Por melhores que pareçam à primeira vista, não use argumentos que estejam associados de maneira pejorativa, irônica ou sarcástica à raça, preferência sexual, religiosa ou política, a não ser que a causa defendida seja dessa natureza.
Evite apoiar argumentos polêmicos com outros argumentos polêmicos. Por exemplo, não seria conveniente defender a pena de morte, que é um tema polêmico, com o apoio do aborto que é outro tema polêmico, pois os ouvintes precisariam ser convencidos sobre dois assuntos controvertidos – de que o aborto é bom ou ruim, e de que a pena de morte também é boa ou ruim. Qualquer um que não pudesse convencer o ouvinte estaria atrapalhando a aceitação do outro.

Tipos de raciocínio
Você não precisa fazer um curso de lógica (embora pudesse ser interessante) para saber quais são os principais tipos de raciocínio e como utilizá-los a seu favor. Os raciocínios podem ser indutivos ou dedutivos.

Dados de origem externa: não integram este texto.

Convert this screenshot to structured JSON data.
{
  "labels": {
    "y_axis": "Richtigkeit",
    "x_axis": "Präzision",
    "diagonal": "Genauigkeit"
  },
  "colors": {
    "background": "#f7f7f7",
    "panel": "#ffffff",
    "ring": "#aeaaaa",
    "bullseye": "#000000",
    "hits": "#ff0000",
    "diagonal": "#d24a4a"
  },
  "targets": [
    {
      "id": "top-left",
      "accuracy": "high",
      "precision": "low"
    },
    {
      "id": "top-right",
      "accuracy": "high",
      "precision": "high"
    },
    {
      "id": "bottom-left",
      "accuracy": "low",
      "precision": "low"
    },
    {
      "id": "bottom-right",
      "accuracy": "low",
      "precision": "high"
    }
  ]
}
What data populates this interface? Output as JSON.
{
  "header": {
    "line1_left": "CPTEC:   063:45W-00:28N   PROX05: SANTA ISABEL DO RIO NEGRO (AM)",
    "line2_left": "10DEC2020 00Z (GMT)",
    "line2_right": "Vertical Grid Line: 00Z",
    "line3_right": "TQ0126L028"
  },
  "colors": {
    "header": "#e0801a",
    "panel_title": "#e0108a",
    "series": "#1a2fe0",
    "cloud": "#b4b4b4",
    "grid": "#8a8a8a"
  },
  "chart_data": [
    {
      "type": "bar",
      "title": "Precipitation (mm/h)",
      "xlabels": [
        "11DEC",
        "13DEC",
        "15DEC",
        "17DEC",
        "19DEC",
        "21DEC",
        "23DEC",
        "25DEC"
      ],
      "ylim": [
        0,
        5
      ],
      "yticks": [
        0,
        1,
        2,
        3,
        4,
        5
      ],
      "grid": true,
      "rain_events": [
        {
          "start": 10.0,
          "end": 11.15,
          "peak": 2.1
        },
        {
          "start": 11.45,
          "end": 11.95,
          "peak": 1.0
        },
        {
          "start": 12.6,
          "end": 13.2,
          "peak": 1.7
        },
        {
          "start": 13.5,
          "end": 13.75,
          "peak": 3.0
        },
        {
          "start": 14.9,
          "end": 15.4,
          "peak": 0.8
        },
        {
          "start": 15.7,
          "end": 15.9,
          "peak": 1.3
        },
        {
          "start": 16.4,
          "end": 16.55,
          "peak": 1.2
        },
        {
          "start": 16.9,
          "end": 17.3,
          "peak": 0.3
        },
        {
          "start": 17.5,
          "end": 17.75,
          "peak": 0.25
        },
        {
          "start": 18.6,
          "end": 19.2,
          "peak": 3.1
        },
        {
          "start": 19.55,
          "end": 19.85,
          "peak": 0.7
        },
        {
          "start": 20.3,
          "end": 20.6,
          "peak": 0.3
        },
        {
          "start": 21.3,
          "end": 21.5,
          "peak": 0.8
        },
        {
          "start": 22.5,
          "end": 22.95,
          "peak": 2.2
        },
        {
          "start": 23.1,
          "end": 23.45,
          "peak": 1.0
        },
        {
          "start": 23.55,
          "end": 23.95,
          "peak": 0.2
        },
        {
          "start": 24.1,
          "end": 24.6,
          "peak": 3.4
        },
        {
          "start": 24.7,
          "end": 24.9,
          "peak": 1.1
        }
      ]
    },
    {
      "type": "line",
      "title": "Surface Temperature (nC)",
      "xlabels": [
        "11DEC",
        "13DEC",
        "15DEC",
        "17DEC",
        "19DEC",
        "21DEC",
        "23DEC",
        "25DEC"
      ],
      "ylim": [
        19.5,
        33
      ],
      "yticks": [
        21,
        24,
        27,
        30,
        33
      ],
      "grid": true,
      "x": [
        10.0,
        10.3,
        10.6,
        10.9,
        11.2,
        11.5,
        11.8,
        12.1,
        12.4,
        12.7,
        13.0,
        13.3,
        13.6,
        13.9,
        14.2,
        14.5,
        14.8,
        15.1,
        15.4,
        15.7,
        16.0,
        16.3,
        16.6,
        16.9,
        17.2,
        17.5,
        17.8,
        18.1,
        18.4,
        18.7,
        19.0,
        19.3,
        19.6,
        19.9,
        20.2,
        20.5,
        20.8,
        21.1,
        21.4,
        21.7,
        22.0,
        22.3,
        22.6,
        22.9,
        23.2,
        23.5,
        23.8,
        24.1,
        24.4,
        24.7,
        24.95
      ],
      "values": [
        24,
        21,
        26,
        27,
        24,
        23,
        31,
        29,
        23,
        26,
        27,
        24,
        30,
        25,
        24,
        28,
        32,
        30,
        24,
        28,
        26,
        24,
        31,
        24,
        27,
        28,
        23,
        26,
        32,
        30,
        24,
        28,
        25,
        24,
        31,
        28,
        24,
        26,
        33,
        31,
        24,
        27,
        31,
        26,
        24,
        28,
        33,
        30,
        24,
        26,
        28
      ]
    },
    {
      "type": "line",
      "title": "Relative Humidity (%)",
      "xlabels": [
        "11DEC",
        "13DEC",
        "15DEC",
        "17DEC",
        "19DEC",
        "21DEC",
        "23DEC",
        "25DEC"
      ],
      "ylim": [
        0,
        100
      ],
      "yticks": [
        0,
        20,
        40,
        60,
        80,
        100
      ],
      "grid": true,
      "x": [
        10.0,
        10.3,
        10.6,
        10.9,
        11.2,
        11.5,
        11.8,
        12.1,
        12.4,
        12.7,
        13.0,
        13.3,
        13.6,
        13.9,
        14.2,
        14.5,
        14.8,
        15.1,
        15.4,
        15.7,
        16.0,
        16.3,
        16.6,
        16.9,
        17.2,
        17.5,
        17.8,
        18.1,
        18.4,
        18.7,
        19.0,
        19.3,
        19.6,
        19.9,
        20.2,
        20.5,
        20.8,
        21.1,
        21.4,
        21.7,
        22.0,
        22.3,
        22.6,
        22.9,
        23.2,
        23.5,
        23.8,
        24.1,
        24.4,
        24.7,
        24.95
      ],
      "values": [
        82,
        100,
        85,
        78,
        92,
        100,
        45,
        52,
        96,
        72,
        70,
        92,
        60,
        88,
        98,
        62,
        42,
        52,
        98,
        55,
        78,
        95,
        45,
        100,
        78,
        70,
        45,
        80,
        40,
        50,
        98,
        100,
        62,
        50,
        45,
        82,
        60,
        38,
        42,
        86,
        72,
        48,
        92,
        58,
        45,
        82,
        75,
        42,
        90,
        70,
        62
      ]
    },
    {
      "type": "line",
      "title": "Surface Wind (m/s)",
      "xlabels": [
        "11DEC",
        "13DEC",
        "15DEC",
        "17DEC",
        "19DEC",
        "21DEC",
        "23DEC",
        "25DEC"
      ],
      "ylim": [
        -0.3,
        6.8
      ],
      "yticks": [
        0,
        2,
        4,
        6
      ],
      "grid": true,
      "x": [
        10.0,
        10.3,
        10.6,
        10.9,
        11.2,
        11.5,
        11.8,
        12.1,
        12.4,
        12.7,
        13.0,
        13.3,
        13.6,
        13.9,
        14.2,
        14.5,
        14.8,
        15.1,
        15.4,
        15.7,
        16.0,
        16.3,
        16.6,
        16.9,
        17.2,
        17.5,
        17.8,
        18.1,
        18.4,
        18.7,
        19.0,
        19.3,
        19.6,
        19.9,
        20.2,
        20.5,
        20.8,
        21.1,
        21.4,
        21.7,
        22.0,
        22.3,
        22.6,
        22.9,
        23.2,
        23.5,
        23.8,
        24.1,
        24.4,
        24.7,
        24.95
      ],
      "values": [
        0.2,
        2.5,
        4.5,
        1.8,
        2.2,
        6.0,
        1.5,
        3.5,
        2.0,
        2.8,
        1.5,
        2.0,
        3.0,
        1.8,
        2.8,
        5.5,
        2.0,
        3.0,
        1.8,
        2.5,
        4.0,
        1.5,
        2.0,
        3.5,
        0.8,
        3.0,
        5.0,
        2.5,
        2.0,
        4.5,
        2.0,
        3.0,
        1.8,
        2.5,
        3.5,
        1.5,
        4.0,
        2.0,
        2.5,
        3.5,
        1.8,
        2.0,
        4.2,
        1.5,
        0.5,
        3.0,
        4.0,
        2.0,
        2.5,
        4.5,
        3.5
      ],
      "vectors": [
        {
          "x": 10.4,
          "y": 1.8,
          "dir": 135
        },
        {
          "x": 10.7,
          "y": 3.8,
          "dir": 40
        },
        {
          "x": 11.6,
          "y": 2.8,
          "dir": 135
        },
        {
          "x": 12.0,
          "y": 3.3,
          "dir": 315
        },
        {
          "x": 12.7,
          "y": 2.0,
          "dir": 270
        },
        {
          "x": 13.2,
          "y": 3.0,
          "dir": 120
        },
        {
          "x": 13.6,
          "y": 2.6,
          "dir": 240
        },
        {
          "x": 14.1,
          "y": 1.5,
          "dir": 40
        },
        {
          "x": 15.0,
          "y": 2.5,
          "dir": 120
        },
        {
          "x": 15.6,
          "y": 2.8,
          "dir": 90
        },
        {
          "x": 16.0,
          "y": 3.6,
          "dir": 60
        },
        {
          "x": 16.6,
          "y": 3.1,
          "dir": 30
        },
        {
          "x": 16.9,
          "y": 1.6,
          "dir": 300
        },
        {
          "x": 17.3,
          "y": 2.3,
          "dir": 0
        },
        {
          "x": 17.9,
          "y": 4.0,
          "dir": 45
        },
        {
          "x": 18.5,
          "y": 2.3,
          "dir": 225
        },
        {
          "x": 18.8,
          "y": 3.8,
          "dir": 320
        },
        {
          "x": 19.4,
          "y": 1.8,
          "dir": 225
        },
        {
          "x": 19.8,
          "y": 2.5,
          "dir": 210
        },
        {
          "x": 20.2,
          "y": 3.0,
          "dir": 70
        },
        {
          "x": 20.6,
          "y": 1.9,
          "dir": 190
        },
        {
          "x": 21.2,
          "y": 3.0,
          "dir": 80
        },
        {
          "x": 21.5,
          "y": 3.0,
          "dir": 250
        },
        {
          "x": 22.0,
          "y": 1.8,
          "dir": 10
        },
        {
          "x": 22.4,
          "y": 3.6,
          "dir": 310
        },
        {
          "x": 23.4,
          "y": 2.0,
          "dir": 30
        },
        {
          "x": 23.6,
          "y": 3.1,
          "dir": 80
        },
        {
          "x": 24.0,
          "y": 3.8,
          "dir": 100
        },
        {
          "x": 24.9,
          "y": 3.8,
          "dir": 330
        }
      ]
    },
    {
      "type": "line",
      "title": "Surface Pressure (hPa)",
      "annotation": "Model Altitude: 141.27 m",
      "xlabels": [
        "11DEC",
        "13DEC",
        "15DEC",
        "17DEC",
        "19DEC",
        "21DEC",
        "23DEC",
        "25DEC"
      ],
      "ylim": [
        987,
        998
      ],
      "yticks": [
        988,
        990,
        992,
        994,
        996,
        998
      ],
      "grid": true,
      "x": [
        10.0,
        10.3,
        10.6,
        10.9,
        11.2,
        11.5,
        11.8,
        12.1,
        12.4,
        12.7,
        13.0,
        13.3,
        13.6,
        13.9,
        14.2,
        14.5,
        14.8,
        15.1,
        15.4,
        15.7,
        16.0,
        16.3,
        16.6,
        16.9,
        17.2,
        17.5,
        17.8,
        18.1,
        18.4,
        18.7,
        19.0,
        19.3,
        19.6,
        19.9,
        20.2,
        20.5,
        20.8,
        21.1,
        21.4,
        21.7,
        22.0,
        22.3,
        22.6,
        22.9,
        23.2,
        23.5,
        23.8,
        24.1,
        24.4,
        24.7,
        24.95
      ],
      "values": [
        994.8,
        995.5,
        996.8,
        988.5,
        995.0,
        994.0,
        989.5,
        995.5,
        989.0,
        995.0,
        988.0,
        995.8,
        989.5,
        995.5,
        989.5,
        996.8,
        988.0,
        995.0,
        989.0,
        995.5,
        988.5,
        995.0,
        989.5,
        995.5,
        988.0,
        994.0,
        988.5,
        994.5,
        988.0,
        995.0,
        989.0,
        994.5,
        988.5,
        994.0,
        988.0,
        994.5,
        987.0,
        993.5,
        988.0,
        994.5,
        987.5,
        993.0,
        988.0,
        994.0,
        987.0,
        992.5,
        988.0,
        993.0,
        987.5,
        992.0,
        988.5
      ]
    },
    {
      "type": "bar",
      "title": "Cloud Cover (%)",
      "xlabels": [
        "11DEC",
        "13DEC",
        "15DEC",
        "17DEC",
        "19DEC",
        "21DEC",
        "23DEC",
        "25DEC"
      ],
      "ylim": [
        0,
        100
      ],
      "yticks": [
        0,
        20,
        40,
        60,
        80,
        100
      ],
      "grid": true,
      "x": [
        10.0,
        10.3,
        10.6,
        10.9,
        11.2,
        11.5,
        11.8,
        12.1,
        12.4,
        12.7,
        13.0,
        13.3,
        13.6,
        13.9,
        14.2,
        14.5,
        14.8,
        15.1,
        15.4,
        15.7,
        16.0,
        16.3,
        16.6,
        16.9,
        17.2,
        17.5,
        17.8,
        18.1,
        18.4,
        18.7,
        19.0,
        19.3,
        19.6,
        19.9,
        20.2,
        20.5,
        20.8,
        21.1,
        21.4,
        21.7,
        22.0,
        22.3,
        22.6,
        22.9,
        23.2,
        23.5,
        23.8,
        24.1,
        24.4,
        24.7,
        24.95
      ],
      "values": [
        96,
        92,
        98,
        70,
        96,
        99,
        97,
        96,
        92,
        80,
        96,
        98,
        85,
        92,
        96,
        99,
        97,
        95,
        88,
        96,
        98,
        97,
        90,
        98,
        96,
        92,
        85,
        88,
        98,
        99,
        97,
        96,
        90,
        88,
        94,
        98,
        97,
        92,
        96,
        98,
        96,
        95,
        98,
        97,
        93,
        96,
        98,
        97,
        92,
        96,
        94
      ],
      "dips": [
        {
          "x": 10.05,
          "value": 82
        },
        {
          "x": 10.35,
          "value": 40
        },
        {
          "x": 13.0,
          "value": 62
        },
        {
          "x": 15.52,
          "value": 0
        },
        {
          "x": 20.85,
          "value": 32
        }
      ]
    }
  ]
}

O raciocínio indutivo é o uso de uma informação conhecida de caráter singular ou particular para que o ouvinte compreenda ou aceite outra de caráter universal ou geral. Por exemplo: Margolita é pontual, cumpre suas metas, negocia com habilidade (informação conhecida de ordem particular). Logo, todas as suas qualidades são de uma excelente profissional (informação desconhecida de caráter geral).
O raciocínio dedutivo é o uso de uma informação conhecida de caráter universal ou geral, para que o ouvinte compreenda ou aceite outra desconhecida de caráter singular ou particular. Por exemplo: As pessoas que dão carinho aos velhos são bondosas (informação conhecida de caráter geral). Logo, Januária, que dá carinho aos velhos é bondosa (informação desconhecida de caráter particular).

Previna-se
No processo de persuasão, além de saber com quais argumentos poderá contar, a maneira apropriada de organizá-los e de como orientar bem o raciocínio, você deverá também observar atentamente se há objeções a refutar.

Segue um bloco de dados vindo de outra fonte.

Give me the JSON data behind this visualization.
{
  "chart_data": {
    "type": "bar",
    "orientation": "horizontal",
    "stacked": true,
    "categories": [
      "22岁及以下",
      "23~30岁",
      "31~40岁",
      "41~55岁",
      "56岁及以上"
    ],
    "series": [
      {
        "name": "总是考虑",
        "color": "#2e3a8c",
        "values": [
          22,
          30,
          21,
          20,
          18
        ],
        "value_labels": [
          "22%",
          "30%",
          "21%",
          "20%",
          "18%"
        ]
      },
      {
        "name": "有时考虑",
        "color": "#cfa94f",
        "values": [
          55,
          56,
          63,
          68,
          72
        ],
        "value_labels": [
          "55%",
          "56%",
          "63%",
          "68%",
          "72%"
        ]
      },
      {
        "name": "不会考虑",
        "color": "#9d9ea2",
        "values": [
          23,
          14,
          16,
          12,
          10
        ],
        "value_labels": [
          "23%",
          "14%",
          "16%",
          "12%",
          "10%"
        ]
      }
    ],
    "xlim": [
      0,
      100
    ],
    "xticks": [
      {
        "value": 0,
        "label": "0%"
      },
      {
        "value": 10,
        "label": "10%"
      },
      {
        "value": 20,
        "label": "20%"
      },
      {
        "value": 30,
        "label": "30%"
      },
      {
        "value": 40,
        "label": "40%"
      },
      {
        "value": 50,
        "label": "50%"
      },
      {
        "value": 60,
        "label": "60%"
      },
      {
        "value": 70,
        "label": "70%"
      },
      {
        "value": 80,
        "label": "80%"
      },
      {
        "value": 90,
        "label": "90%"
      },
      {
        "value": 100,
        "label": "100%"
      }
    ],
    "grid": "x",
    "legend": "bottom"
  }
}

Se os ouvintes não concordarem com algum argumento isolado, poderá fazer a defesa no próprio momento da objeção, pois é apenas uma parte do raciocínio que está sendo contrariada. Se, entretanto, os ouvintes não concordarem com a maioria dos argumentos, ou mesmo com toda a argumentação, a defesa deverá ocorrer no final, pois todo o raciocínio estará sendo contestado.

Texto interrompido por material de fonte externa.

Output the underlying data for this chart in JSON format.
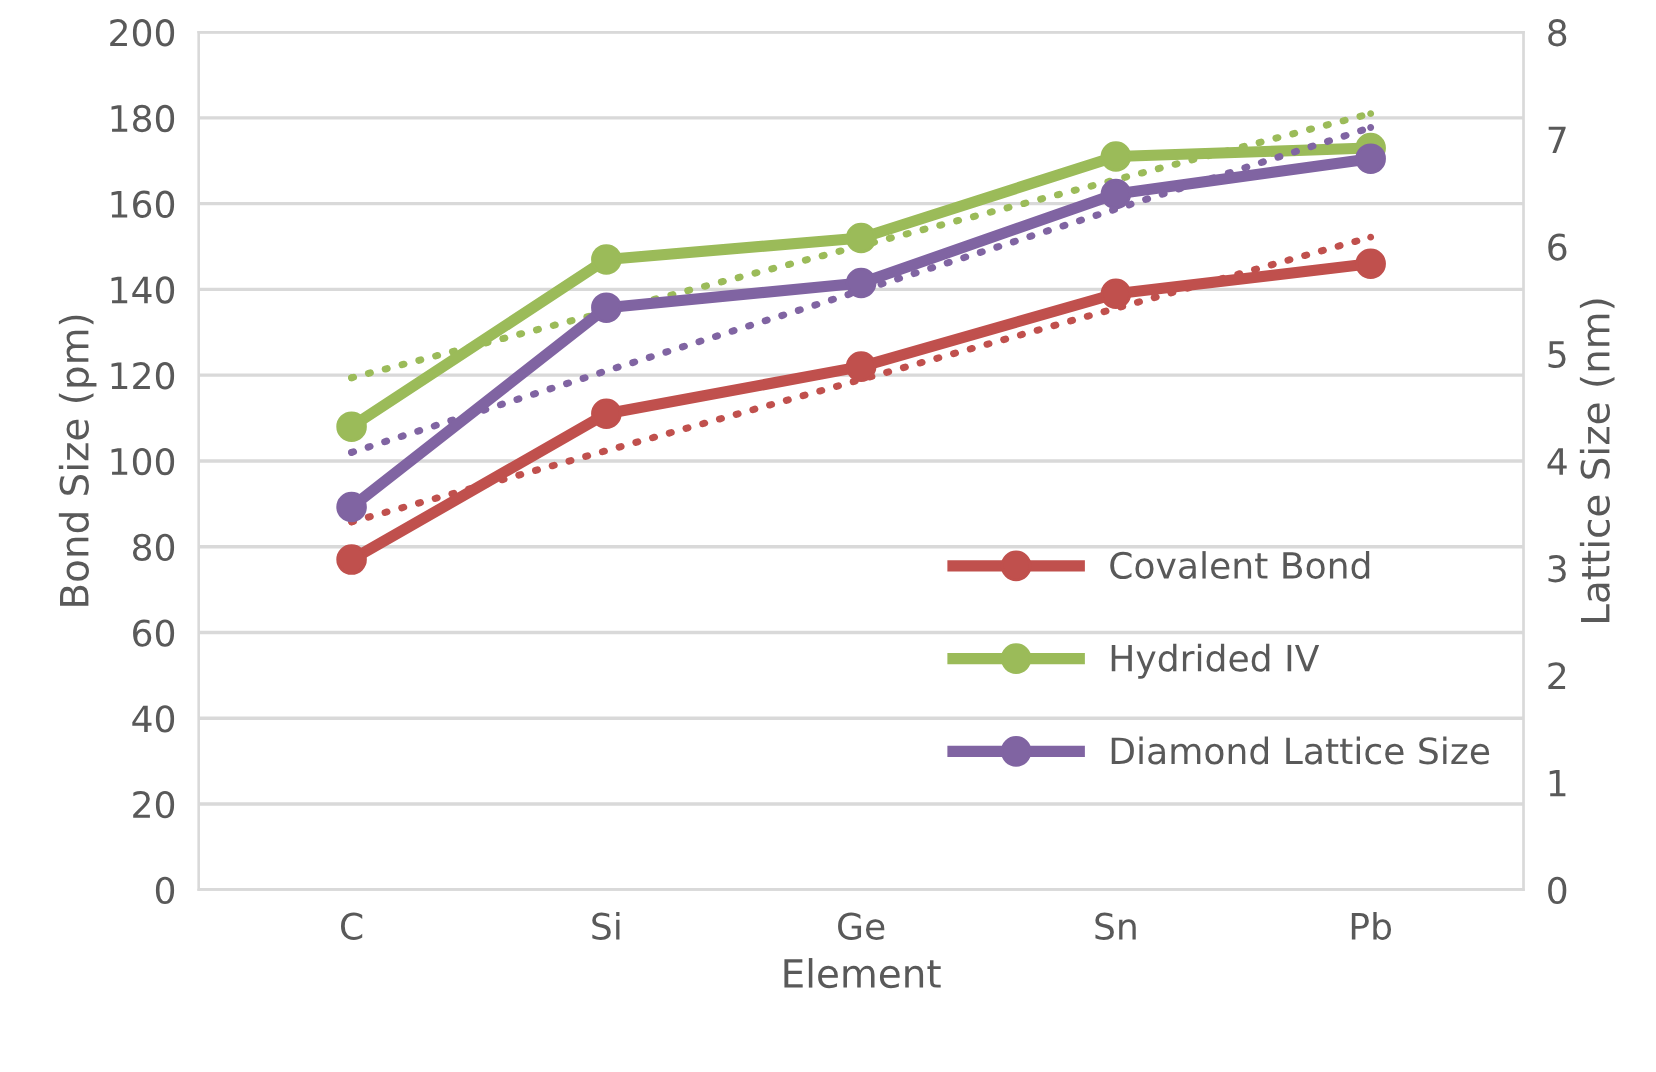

Saiba, ainda, que não é pelo fato dos ouvintes não se manifestarem com objeções que significa que eles estejam concordando com você, pois mesmo em silêncio poderão estar discordando e construindo barreiras com o intuito de recusar suas propostas.
A melhor atitude é estudar as características dos ouvintes antecipadamente e prever se a sua mensagem poderia agredir os interesses deles. Assim, será possível se preparar para evitar que as objeções surjam ou o apanhem desprevenido durante a apresentação. Cuidado, entretanto, para não imaginar de maneira equivocada que eles estejam levantando objeções, pois se errar na dedução estará alertando para problemas que não existiam, mas que por causa da sua iniciativa passaram a existir. Se depois de analisar bem as circunstâncias continuar em dúvida se os ouvintes estão ou não levantando as objeções em silêncio, reforce sua argumentação de tal sorte que se elas existirem serão naturalmente afastadas.

Nunca vá para uma apresentação sem estudar bem qual seria sua melhor argumentação e a maneira mais adequada para defender seu raciocínio. Pode ser até que uma ou outra objeção surja durante a exposição sem que você tenha previsto. Nesse caso, deverá ter tranqüilidade e presença de espírito para se sair bem da situação. Entretanto, não arrisque deixar para o momento da apresentação o trabalho de descobrir quais são os melhores argumentos para a circunstância e como organizar de forma apropriada o raciocínio. Dá trabalho, exige até muito sacrifício se preparar com antecedência, mas como os riscos para sua imagem e para o sucesso da sua causa são muito expressivos, espero que esteja persuadido a ser sempre previdente. Sempre levando em consideração que a verdade, a sinceridade e a honestidade deverão orientar sua mensagem desde o princípio ao final”.